Marguerite Vappereau : Jean Genet était un créateur solitaire, pour écrire, il s’isolait longtemps et ça pouvait être assez douloureux car il était très exigent, surtout quand il était jeune. Avec l’âge, je pense qu’il a appris de la vie à être plus patient et plus doux, ce que l’on retrouve éminemment dans Un Captif amoureux. Il avait, selon moi, un désir sincère de faire des films : quand il rencontra Cocteau dans les années quarante, il voulait d’abord lui faire lire un scénario, mais des amis à lui l’ont convaincu finalement de se faire connaître par sa poésie. Seul Nico Papatakis a réussi à lui faire faire un film, Un Chant d’amour, mais c’est parce que Nico était un aventurier, un homme tout terrain, très loin de l’industrie cinématographique telle qu’elle est en France. Nico a tout de même, après un tournage en 16mm, trouvé une caméra 35 pour que le film soit entièrement retourné par Genet et son chef-op qui n’étaient pas satisfaits. Il fallait des nerfs d’acier et un courage à toute épreuve pour faire faire un film à Genet. Nico est le producteur d’Un Chant d’amour, mais il devait aussi être assistant à la réalisation et un véritable interlocuteur. Même si par la suite Genet a longuement travaillé avec d’autres personnes, comme Ghislain Uhry ou Denis Melca sur des projets de films, n’a jamais pu retrouver le climat de confiance et de désir que lui a procuré Nico Papatakis. Il y a aussi sans doute une question d’âge : en 1950, quand il tourne Un Chant d’amour Genet a 40 ans, il est encore jeune, en 1975, quand il écrit Divine, il a 65 ans, ça n’a rien à voir, le cinéma demande une monstrueuse énergie, les véritables cinéastes sont comme des généraux sur un champ de bataille, il faut avoir une force particulière pour tenir une équipe, ou une grande habitude et une intelligence de sa condition et du médium, comme en témoigne les derniers films de Manoel de Oliveira, par exemple.

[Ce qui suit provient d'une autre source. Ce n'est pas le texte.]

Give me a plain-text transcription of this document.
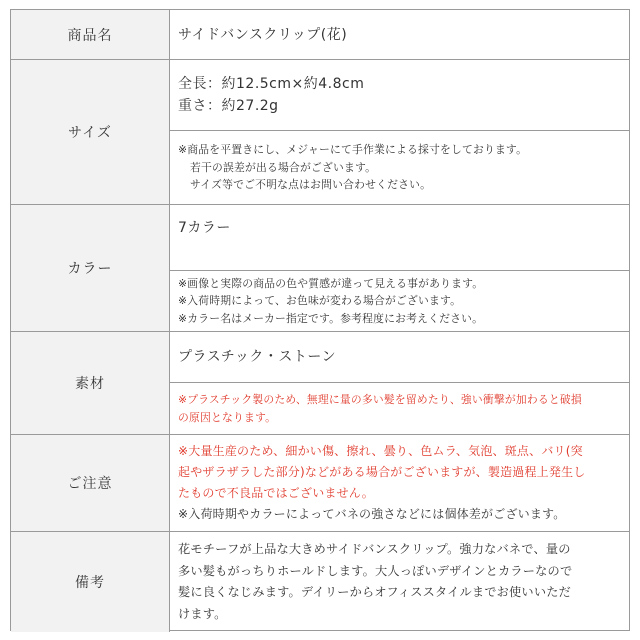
商品名	サイドバンスクリップ(花)
サイズ
全長：約12.5cm×約4.8cm
重さ：約27.2g
※商品を平置きにし、メジャーにて手作業による採寸をしております。
若干の誤差が出る場合がございます。
サイズ等でご不明な点はお問い合わせください。
カラー
7カラー
※画像と実際の商品の色や質感が違って見える事があります。
※入荷時期によって、お色味が変わる場合がございます。
※カラー名はメーカー指定です。参考程度にお考えください。
素材
プラスチック・ストーン
※プラスチック製のため、無理に量の多い髪を留めたり、強い衝撃が加わると破損
の原因となります。
ご注意
※大量生産のため、細かい傷、擦れ、曇り、色ムラ、気泡、斑点、バリ(突
起やザラザラした部分)などがある場合がございますが、製造過程上発生し
たもので不良品ではございません。
※入荷時期やカラーによってバネの強さなどには個体差がございます。
備考
花モチーフが上品な大きめサイドバンスクリップ。強力なバネで、量の
多い髪もがっちりホールドします。大人っぽいデザインとカラーなので
髪に良くなじみます。デイリーからオフィススタイルまでお使いいただ
けます。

Entretien réalisé en octobre 2020.

Vient de paraître :
Les valises de Jean Genet, Albert Dichy.

[1On doit notamment à Nicole Brenez, outre d’impressionnantes programmations de cinéma expérimental et d’avant-garde à la Cinémathèque française et sur Arte, plusieurs ouvrages sur des cinéastes comme Raymonde Carasco, Jean Epstein ou Abel Ferrara, et la co-direction de l’important Jeune, dure et pure ! Une Histoire du cinéma d’avant-garde et expérimental en France.

[2« Violence et brutalité » est un texte écrit en septembre 1977 en soutien aux membres de la Fraction Armée Rouge (RAF) au moment de leur procès où ils seront condamnés à une peine de prison à perpétuité. Jean Genet écrit : « Le procès qui est fait à la ’RAF’ (Rote Armee Fraktion), le procès de sa violence est bien réel, mais l’Allemagne fédérale et, avec elle, toute l’Europe et l’Amérique veulent se duper. Plus ou moins obscurément, tout le monde sait que ces deux mots : procès et violence, en cachent un troisième : la brutalité. La brutalité du système. »

[3Jean Genet, Ce qui est resté d’un Rembrandt déchiré en petits carrés bien réguliers, et foutu aux chiottes, éditions du Chemin de fer, 40p., 2013.

[4Un chant d’amour est un court-métrage réalisé par Jean Genet en 1950 et sorti en 1975. Muet, en noir et blanc, sur pellicule 35mm, sa durée est de 25mn. En 1950, les manifestations publiques de l’homosexualité étaient interdites (un des effets du vychisme rampant), ce qui explique que sa sortie officielle eut lieu 25 ans plus tard.